Tale tesi, infatti, dilata incontenibilmente il tentativo punibile, dal momento che la quasi totalità degli atti, anche quelli meramente iniziati e preparatori, se rapportati al piano criminoso dell’agente, finiscono per apparire praticamente sempre univoci.
Discostandosi dalle correnti interpretative sopra definite, quindi, occorre ritenere, al contrario, che gli atti idonei sono altresì diretti in modo non equivoco a commettere un delitto quando, per il grado di sviluppo raggiunto, lasciano prevedere come verosimile la realizzazione del delitto voluto.
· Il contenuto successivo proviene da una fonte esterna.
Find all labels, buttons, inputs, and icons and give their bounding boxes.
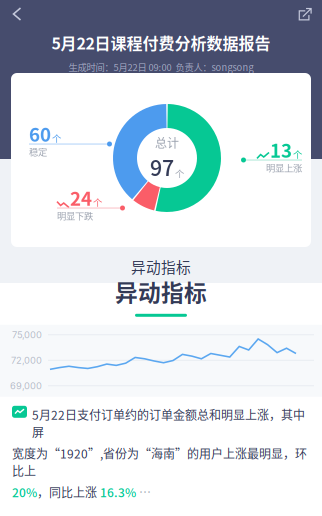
- staticText: 60: [29, 120, 51, 147]
- staticText: 24: [70, 184, 92, 211]
- staticText: 生成时间：5月22日 09:00 负责人：songsong: [68, 60, 254, 74]
- staticText: 明显下跌: [57, 209, 93, 222]
- staticText: 16.3%: [100, 483, 136, 501]
- staticText: …: [136, 483, 151, 501]
- staticText: 异动指标: [115, 275, 207, 308]
- staticText: 20%: [12, 483, 37, 501]
- staticText: 72,000: [11, 355, 42, 366]
- button[interactable]: Share: [288, 0, 322, 28]
- staticText: 个: [175, 167, 184, 180]
- staticText: 异动指标: [131, 256, 191, 277]
- staticText: 69,000: [10, 380, 42, 391]
- staticText: 稳定: [29, 145, 47, 158]
- staticText: 13: [270, 136, 292, 163]
- staticText: 5月22日支付订单约的订单金额总和明显上涨，其中屏: [32, 406, 305, 441]
- staticText: 5月22日课程付费分析数据报告: [52, 31, 270, 54]
- staticText: 97: [150, 151, 174, 182]
- staticText: 个: [93, 196, 102, 209]
- staticText: 个: [52, 132, 61, 145]
- staticText: 明显上涨: [266, 161, 302, 174]
- button[interactable]: 异动指标: [0, 250, 322, 283]
- button[interactable]: Back: [0, 0, 34, 28]
- staticText: 宽度为“1920”,省份为“海南”的用户上涨最明显，环比上: [12, 444, 307, 479]
- staticText: 个: [293, 148, 302, 161]
- staticText: ，同比上涨: [37, 483, 100, 501]
- staticText: 75,000: [12, 329, 42, 340]
- staticText: 总计: [155, 134, 179, 151]
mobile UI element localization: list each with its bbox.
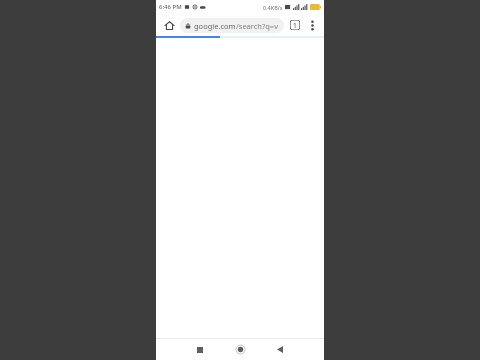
staticText: 6:46 PM — [159, 3, 182, 11]
button[interactable]: Home — [225, 339, 255, 360]
button[interactable]: Back — [265, 339, 295, 360]
staticText: google.com — [194, 21, 236, 31]
button[interactable]: google.com — [180, 18, 284, 33]
staticText: 0.4KB/s — [263, 4, 283, 11]
staticText: 1 — [293, 21, 297, 30]
button[interactable]: Tabs — [287, 17, 303, 33]
button[interactable]: Home — [160, 16, 178, 34]
staticText: /search?q=v — [236, 21, 278, 31]
button[interactable]: Recent apps — [185, 339, 215, 360]
button[interactable]: More options — [304, 17, 320, 33]
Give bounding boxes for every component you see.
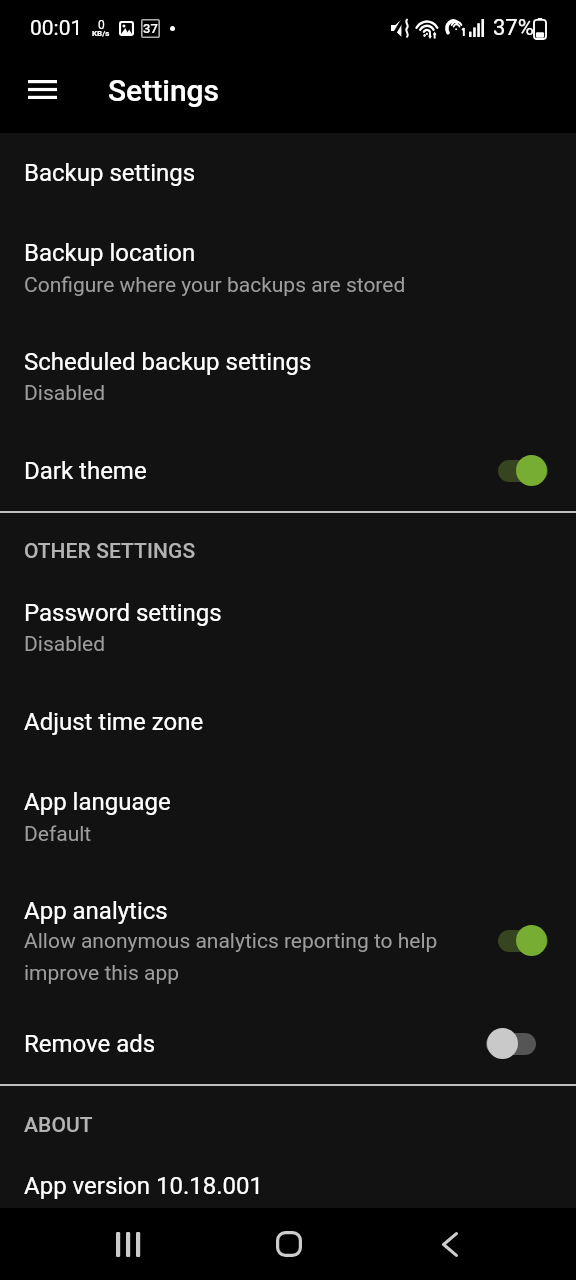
staticText: KB/s [92,29,110,38]
staticText: App language [24,788,171,816]
button[interactable]: Backup location [0,239,576,298]
button[interactable]: Open navigation menu [10,57,74,121]
button[interactable]: Switch on [498,925,548,957]
staticText: Backup location [24,239,196,267]
button[interactable]: Back [402,1208,498,1280]
staticText: Disabled [24,632,106,657]
staticText: Default [24,822,92,847]
staticText: 37% [493,15,534,41]
staticText: OTHER SETTINGS [24,539,196,564]
staticText: 00:01 [30,16,83,41]
button[interactable]: App analytics [0,897,576,986]
staticText: Scheduled backup settings [24,348,312,376]
button[interactable]: Home [241,1208,337,1280]
staticText: 37 [143,21,158,36]
button[interactable]: Switch off [486,1028,536,1060]
button[interactable]: Recent apps [80,1208,176,1280]
button[interactable]: App language [0,788,576,847]
staticText: Disabled [24,381,106,406]
button[interactable]: Dark theme [0,457,576,485]
staticText: App version 10.18.001 [24,1172,264,1200]
staticText: Backup settings [24,159,196,187]
staticText: Password settings [24,599,222,627]
button[interactable]: Scheduled backup settings [0,348,576,406]
button[interactable]: Backup settings [0,159,576,187]
button[interactable]: Switch on [498,455,548,487]
staticText: App analytics [24,897,168,925]
staticText: Dark theme [24,457,147,485]
button[interactable]: Password settings [0,599,576,657]
staticText: Settings [108,73,220,108]
staticText: Allow anonymous analytics reporting to h… [24,929,438,954]
button[interactable]: App version 10.18.001 [0,1172,576,1200]
staticText: improve this app [24,961,180,986]
staticText: ABOUT [24,1113,93,1138]
staticText: Remove ads [24,1030,156,1058]
button[interactable]: Remove ads [0,1030,576,1058]
button[interactable]: Adjust time zone [0,708,576,736]
staticText: Configure where your backups are stored [24,273,406,298]
staticText: Adjust time zone [24,708,204,736]
staticText: 0 [98,18,105,32]
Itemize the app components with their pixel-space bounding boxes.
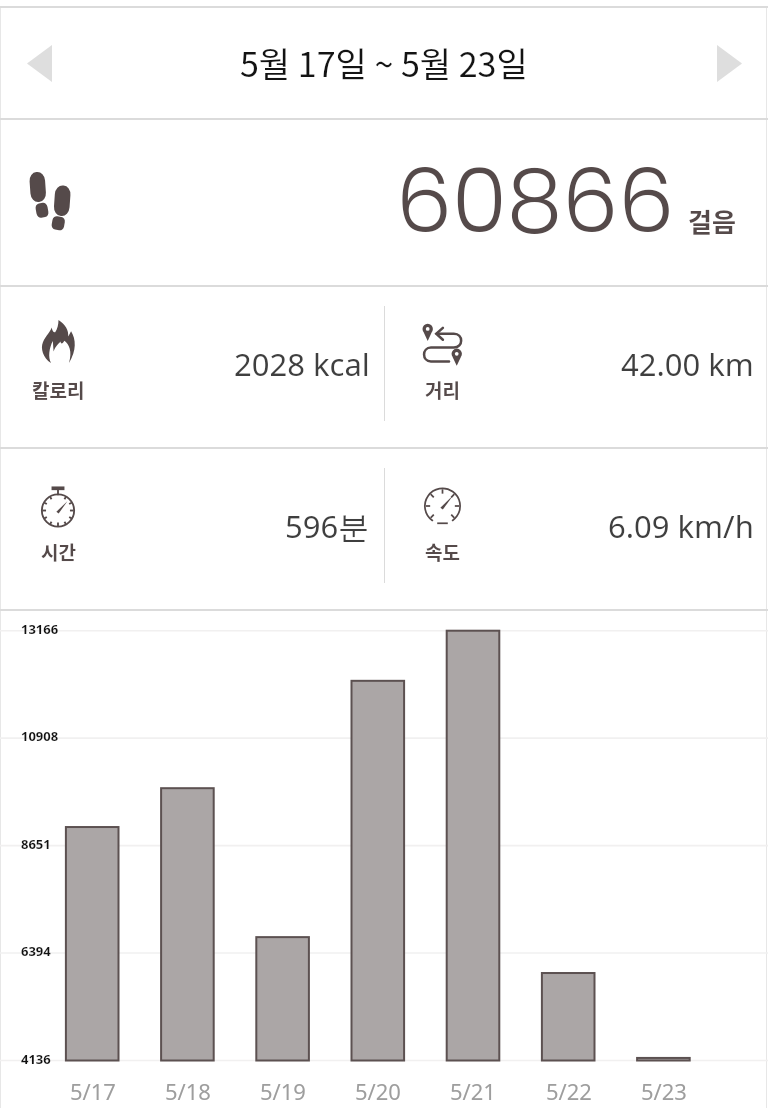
button[interactable]: 속도 <box>384 449 768 609</box>
staticText: 5/17 <box>70 1076 116 1106</box>
staticText: 5/23 <box>641 1076 687 1106</box>
staticText: 5월 17일 ~ 5월 23일 <box>240 38 528 87</box>
button[interactable]: 다음 주 <box>704 38 754 88</box>
staticText: 걸음 <box>688 202 736 240</box>
staticText: 596분 <box>285 505 370 547</box>
staticText: 10908 <box>21 727 59 745</box>
staticText: 5/22 <box>546 1076 592 1106</box>
staticText: 60866 <box>396 139 675 264</box>
staticText: 6.09 km/h <box>608 505 754 547</box>
staticText: 42.00 km <box>621 343 754 385</box>
staticText: 시간 <box>41 538 76 566</box>
staticText: 4136 <box>21 1050 51 1068</box>
button[interactable]: 이전 주 <box>14 38 64 88</box>
staticText: 속도 <box>425 538 460 566</box>
staticText: 5/20 <box>355 1076 401 1106</box>
staticText: 8651 <box>21 835 51 853</box>
button[interactable]: 60866 <box>0 120 768 285</box>
button[interactable]: 거리 <box>384 287 768 447</box>
staticText: 6394 <box>21 942 51 960</box>
staticText: 5/19 <box>260 1076 306 1106</box>
staticText: 13166 <box>21 620 59 638</box>
staticText: 칼로리 <box>32 376 85 404</box>
staticText: 5/21 <box>450 1076 496 1106</box>
staticText: 거리 <box>425 376 460 404</box>
staticText: 5/18 <box>165 1076 211 1106</box>
button[interactable]: 시간 <box>0 449 384 609</box>
staticText: 2028 kcal <box>234 343 370 385</box>
button[interactable]: 칼로리 <box>0 287 384 447</box>
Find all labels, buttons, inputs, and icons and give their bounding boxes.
Univocità di direzione degli atti, quindi, significa attitudine degli stessi a fondare un giudizio probabilistico sulla realizzazione del delitto perfetto e sulla verosimile intenzione dell’agente a portare a termine il proposito criminoso.
Occorre chiedersi, tuttavia, in quali casi possa dirsi che gli atti idonei abbiano raggiunto un grado di sviluppo sufficiente a fondare siffatto giudizio di probabile realizzazione del delitto perfetto:
- il massimo grado di probabilità di successo del piano si ha nel tentativo compiuto, avendo il soggetto posto in essere l’intera condotta.
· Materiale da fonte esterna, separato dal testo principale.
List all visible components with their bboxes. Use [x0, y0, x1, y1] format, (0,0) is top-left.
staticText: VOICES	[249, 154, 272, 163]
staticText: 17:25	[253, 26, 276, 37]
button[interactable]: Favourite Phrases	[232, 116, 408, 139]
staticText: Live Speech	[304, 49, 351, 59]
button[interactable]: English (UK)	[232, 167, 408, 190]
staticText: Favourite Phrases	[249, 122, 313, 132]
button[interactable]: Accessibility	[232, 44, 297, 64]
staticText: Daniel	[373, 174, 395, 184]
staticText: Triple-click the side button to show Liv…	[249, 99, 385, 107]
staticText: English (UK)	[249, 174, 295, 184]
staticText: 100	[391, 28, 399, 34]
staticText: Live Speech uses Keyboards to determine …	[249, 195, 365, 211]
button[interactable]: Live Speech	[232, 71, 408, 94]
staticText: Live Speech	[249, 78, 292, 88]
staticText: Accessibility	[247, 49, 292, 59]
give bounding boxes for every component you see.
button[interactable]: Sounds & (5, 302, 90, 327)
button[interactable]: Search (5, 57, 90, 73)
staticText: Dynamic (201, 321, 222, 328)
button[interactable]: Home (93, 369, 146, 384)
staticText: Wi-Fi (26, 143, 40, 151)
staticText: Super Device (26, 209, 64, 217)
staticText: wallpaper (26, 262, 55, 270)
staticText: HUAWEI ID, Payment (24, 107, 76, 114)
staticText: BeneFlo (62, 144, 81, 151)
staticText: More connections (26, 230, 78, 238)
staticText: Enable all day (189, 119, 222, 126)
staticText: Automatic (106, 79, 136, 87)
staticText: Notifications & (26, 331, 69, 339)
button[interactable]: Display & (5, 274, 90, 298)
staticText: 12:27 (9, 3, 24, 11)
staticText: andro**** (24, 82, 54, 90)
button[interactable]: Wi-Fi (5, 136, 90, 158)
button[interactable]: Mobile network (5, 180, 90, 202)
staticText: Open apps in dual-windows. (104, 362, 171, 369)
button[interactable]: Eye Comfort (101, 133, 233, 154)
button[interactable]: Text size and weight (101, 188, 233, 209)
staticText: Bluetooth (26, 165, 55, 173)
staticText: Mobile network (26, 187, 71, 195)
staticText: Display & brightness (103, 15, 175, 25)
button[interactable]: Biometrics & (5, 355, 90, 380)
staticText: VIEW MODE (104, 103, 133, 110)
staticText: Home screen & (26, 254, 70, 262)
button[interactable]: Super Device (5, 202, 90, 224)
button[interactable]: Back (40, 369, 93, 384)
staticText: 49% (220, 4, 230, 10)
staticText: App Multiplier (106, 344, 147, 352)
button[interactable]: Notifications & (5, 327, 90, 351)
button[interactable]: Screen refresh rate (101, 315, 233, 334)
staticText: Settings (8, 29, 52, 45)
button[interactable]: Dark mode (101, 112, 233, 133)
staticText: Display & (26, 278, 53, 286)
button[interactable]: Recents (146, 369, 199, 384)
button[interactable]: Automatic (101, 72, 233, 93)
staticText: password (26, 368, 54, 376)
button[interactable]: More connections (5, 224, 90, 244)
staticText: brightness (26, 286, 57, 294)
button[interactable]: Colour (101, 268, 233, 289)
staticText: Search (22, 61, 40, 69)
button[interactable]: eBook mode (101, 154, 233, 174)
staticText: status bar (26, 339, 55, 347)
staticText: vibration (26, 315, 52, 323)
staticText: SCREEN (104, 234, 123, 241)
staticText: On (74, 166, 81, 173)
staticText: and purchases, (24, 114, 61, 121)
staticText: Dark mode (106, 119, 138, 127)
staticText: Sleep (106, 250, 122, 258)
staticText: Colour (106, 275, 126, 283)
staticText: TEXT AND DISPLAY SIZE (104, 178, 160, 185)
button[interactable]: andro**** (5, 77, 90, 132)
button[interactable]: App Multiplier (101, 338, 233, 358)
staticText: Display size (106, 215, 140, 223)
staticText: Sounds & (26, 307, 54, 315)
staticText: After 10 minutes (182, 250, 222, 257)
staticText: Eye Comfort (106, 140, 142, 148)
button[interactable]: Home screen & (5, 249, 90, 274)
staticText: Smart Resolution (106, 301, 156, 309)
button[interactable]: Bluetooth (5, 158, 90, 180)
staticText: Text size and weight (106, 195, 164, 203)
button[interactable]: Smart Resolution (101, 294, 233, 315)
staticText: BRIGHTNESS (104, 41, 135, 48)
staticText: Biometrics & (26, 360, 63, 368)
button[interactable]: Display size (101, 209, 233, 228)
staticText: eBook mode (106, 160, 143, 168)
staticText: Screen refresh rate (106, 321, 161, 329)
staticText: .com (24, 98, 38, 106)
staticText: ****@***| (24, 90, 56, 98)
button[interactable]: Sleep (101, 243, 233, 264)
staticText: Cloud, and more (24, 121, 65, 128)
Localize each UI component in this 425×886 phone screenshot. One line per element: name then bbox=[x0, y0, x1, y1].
- un grado intermedio di probabilità si ha quando il soggetto ha soltanto iniziato l’azione tipica, ma nulla esisteva a quel momento che facesse verosimilmente pensare che il delitto non sarebbe stato portato a termine dall’agente.
- un grado minimo di probabilità, ma ancora sufficiente a configurare un tentativo punibile, può aversi anche quando il soggetto ha posto in essere soltanto atti pretipici, che cioè precedono l’inizio della condotta tipica.
Nella logica di un diritto penale dell’offesa, per stabilire se trattasi di atti pretipici, ma pur sempre univoci, punto di riferimento pur sempre approssimativo resta il pericolo attuale di realizzazione del delitto, da accertarsi caso per caso in rapporto al concreto piano dell’agente. Il pericolo, in particolare, può considerarsi insorto e, quindi, gli atti sono univoci, nel momento in cui il soggetto, pur non avendo iniziato l’azione tipica:
- si accinge ad iniziarla, in base alla sua progettazione del fatto (es. portare al confine la merce da contrabbandare).
- si accinge ad accedere nello specifico luogo nell’imminente delitto (es. rapinatori che scendono dalla macchina innanzi alla banca).
- pone in essere l’agguato, che può costituire tentativo punibile se è teso nell’imminenza del verosimile passaggio accertato della vittima (es. furgone portavalori della banca)
- ha provveduto (o sta provvedendo) ad eliminare i mezzi di difesa o a superare gli ostacoli materiali, specie se nell’immediatezza o imminenza della commissione del delitto (es. ladro che scavalca il muro di cinta).